To form a corporation in Texas, you need to take the steps set forth below. To find out what's required to form a corporation in any other state, see Nolo's 50-State Guide to Forming a Corporation.
Your corporation's name must contain one of the following words: "Incorporated," "Corporation," "Company," "Limited," or the abbreviation "Corp.," "Inc.," or "Co.," or "Ltd."
Your corporation's name must be distinguishable from the names of other business entities already on file with the Texas Secretary of State. Names may be checked for availability at the Texas Secretary of State SOSDirect website.
You may reserve a name for 120 days by filing a Name Reservation form with the Texas Secretary of State. The reservation may be filed online through the Texas Secretary of State SOSDirect website or by mail.
Your corporation is legally created by filing a Certificate of Formation For-Profit Corporation with the Texas Secretary of State. The certificate must include the corporate name; the name and address of the agent for service of process; the name and address of the initial directors; the number of shares the corporation is authorized to issue and whether they have a par value or no par value; the name and address of the organizer; and the effective date of the certificate.

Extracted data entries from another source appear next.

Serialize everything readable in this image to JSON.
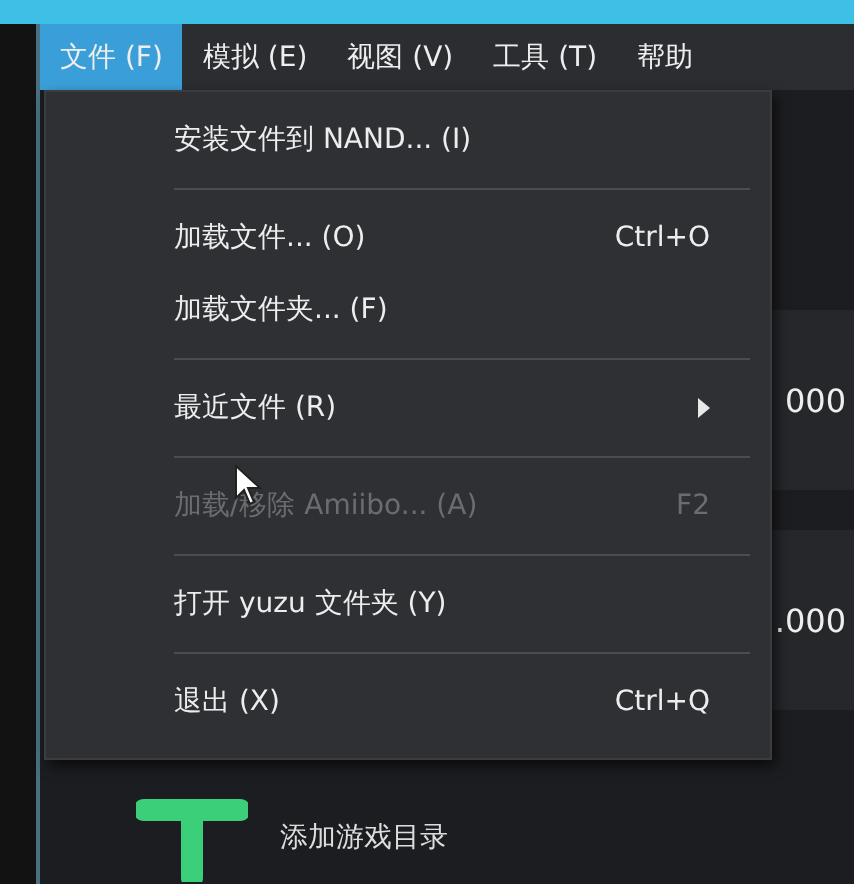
{
  "menu_bar": [
    {
      "label": "文件 (F)",
      "selected": true
    },
    {
      "label": "模拟 (E)",
      "selected": false
    },
    {
      "label": "视图 (V)",
      "selected": false
    },
    {
      "label": "工具 (T)",
      "selected": false
    },
    {
      "label": "帮助",
      "selected": false
    }
  ],
  "dropdown": [
    {
      "kind": "item",
      "label": "安装文件到 NAND... (I)",
      "disabled": false
    },
    {
      "kind": "separator"
    },
    {
      "kind": "item",
      "label": "加载文件... (O)",
      "shortcut": "Ctrl+O",
      "disabled": false
    },
    {
      "kind": "item",
      "label": "加载文件夹... (F)",
      "disabled": false
    },
    {
      "kind": "separator"
    },
    {
      "kind": "submenu",
      "label": "最近文件 (R)",
      "disabled": false
    },
    {
      "kind": "separator"
    },
    {
      "kind": "item",
      "label": "加载/移除 Amiibo... (A)",
      "shortcut": "F2",
      "disabled": true
    },
    {
      "kind": "separator"
    },
    {
      "kind": "item",
      "label": "打开 yuzu 文件夹 (Y)",
      "disabled": false
    },
    {
      "kind": "separator"
    },
    {
      "kind": "item",
      "label": "退出 (X)",
      "shortcut": "Ctrl+Q",
      "disabled": false
    }
  ],
  "background_cards": [
    {
      "value": "000"
    },
    {
      "value": ".000"
    }
  ],
  "add_game_dir": {
    "label": "添加游戏目录"
  }
}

The certificate may be filed online through the Texas Secretary of State SOSDirect website or it can be filed by mail. The filing fee is $300.
Every Texas corporation must have an agent for service of process in the state. This is an individual or corporation that agrees to accept legal papers on the corporation's behalf if it is sued. A registered agent may be an individual who resides in Texas, or a domestic or foreign business entity authorized to do business in Texas. The registered agent must have a physical street address in Texas. The agent should agree to accept service of process on your corporation's behalf prior to designation.

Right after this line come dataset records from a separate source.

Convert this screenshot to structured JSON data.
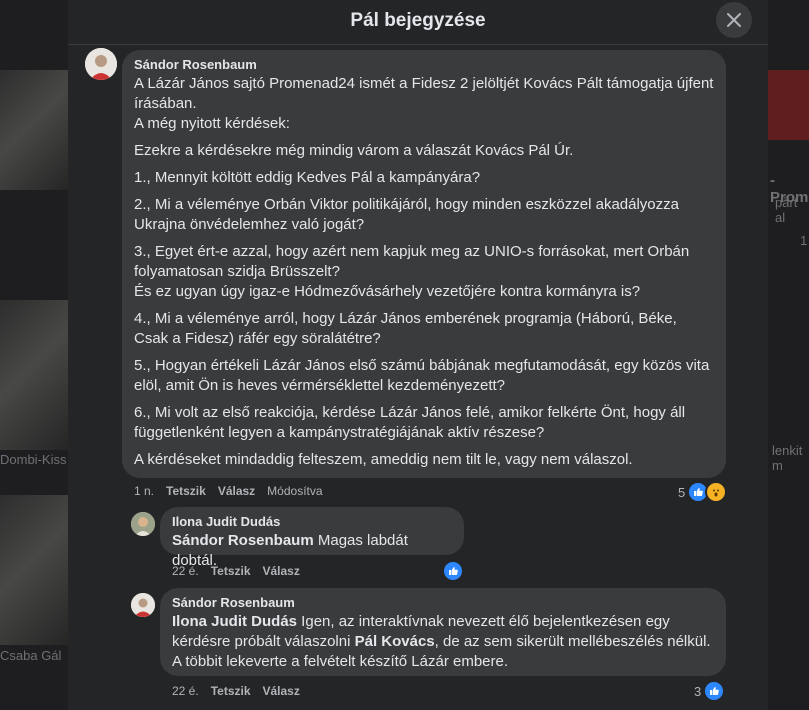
{
  "modal": {
    "title": "Pál bejegyzése"
  },
  "background": {
    "snippets": [
      "- Prom",
      "pårt al",
      "1",
      "lenkit m",
      "Dombi-Kiss",
      "Csaba Gál"
    ]
  },
  "comments": [
    {
      "author": "Sándor Rosenbaum",
      "lines": [
        "A Lázár János sajtó Promenad24 ismét a Fidesz 2 jelöltjét Kovács Pált támogatja újfent írásában.",
        "A még nyitott kérdések:",
        "Ezekre a kérdésekre még mindig várom a válaszát Kovács Pál Úr.",
        "1., Mennyit költött eddig Kedves Pál a kampányára?",
        "2., Mi a véleménye Orbán Viktor politikájáról, hogy minden eszközzel akadályozza Ukrajna önvédelemhez való jogát?",
        "3., Egyet ért-e azzal, hogy azért nem kapjuk meg az UNIO-s forrásokat, mert Orbán folyamatosan szidja Brüsszelt?",
        "És ez ugyan úgy igaz-e Hódmezővásárhely vezetőjére kontra kormányra is?",
        "4., Mi a véleménye arról, hogy Lázár János emberének programja (Háború, Béke, Csak a Fidesz) ráfér egy söralátétre?",
        "5., Hogyan értékeli Lázár János első számú bábjának megfutamodását, egy közös vita elöl, amit Ön is heves vérmérséklettel kezdeményezett?",
        "6., Mi volt az első reakciója, kérdése Lázár János felé, amikor felkérte Önt, hogy áll függetlenként legyen a kampánystratégiájának aktív részese?",
        "A kérdéseket mindaddig felteszem, ameddig nem tilt le, vagy nem válaszol."
      ],
      "time": "1 n.",
      "like_label": "Tetszik",
      "reply_label": "Válasz",
      "edited_label": "Módosítva",
      "reaction_count": "5"
    },
    {
      "author": "Ilona Judit Dudás",
      "mention": "Sándor Rosenbaum",
      "text": " Magas labdát dobtál.",
      "time": "22 é.",
      "like_label": "Tetszik",
      "reply_label": "Válasz"
    },
    {
      "author": "Sándor Rosenbaum",
      "mention": "Ilona Judit Dudás",
      "text_a": " Igen, az interaktívnak nevezett élő bejelentkezésen egy kérdésre próbált válaszolni ",
      "mention2": "Pál Kovács",
      "text_b": ", de az sem sikerült mellébeszélés nélkül.",
      "text_c": "A többit lekeverte a felvételt készítő Lázár embere.",
      "time": "22 é.",
      "like_label": "Tetszik",
      "reply_label": "Válasz",
      "reaction_count": "3"
    }
  ],
  "colors": {
    "like": "#2d88ff",
    "wow": "#f7b125",
    "bubble": "#3a3b3c",
    "modal": "#242526"
  },
  "icons": {
    "close": "close-icon",
    "like": "like-icon",
    "wow": "wow-icon"
  }
}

Bylaws are an internal corporate document that set out the basic ground rules for operating your corporation. They are not filed with the state. Your corporation is not legally required to have corporate bylaws, but you should adopt them because they establish your corporation's operating rules, and help show banks, creditors, the IRS, and others that your corporation is legitimate. For corporate bylaw forms, see Nolo's website or Incorporate Your Business, by Anthony Mancuso (Nolo).
Keep your bylaws, meeting minutes, and other important corporate papers in a corporate records book. This can be a simple three ring binder or corporate records kit you order through a corporate kit supplier. Keep it at your corporation's principal office.
The incorporator—the person who signed the articles—must appoint the initial corporate directors who will serve on the board until the first annual meeting of shareholders (when the board members who will serve for the next term are elected by the shareholders). The incorporator must fill in an "Incorporator's Statement" showing the names and addresses of the initial directors. The incorporator must sign the statement and place a copy in the corporate records book. The statement need not be filed with the state.
You should hold your first meeting of the corporation's board of directors to appoint corporate officers, adopt bylaws, select a corporate bank, authorize issuance of shares of stock, set the corporation's fiscal year, and adopt an official stock certificate form and corporate seal. The directors' actions must be recorded in corporate minutes prepared by the incorporator or any of the directors. Additionally, if the corporation will be an S corporation, the directors should approve the election of S corporation status. For a sample Incorporator's Statement and corporate meeting minute forms, see Nolo's website or refer to Incorporate Your Business, by Anthony Mancuso (Nolo).
Issue stock to each shareholder in return for their capital contributions of cash, property, services, or all three. Small corporations usually issue paper stock certificates. Enter each shareholder's name and contact information in the corporation's stock transfer ledger.
Texas gives corporations the option of establishing a par value for their stock or issuing no par value shares. Par value is a set amount below which the stock cannot be sold--it has nothing to do with the stock's actual value. See Nolo's article "What is Par Value Stock." If the shares are issued with no par value, "no par value" should be printed on the stock certificates.
A share of stock in your corporation is classified as a security under state and federal securities laws that regulate the offer and sale of corporate stock. However, federal law exempts private offerings: a non-advertised sale to a limited number of people (generally 35 or fewer). See Nolo's Corporations FAQ for more details.
Texas exempts from state registration unadvertised sales to no more than 35 shareholders who are either sophisticated investors, or individuals with a preexisting relationship with the corporation or its founders, principal shareholders, officers or directors. No Texas state securities filings are required for such exempt offerings. For more information, see the Texas State Securities Board Exemptions from Registration webpage.
Texas Franchise Taxes: Texas imposes franchise taxes on corporations, but only those who earn well over $1 million. However, all Texas corporations should register with the Texas Comptroller of Public Accounts and file an annual return by May 15 of each year even if no tax is due. You can register online, by mail, or in person at a Comptroller field office.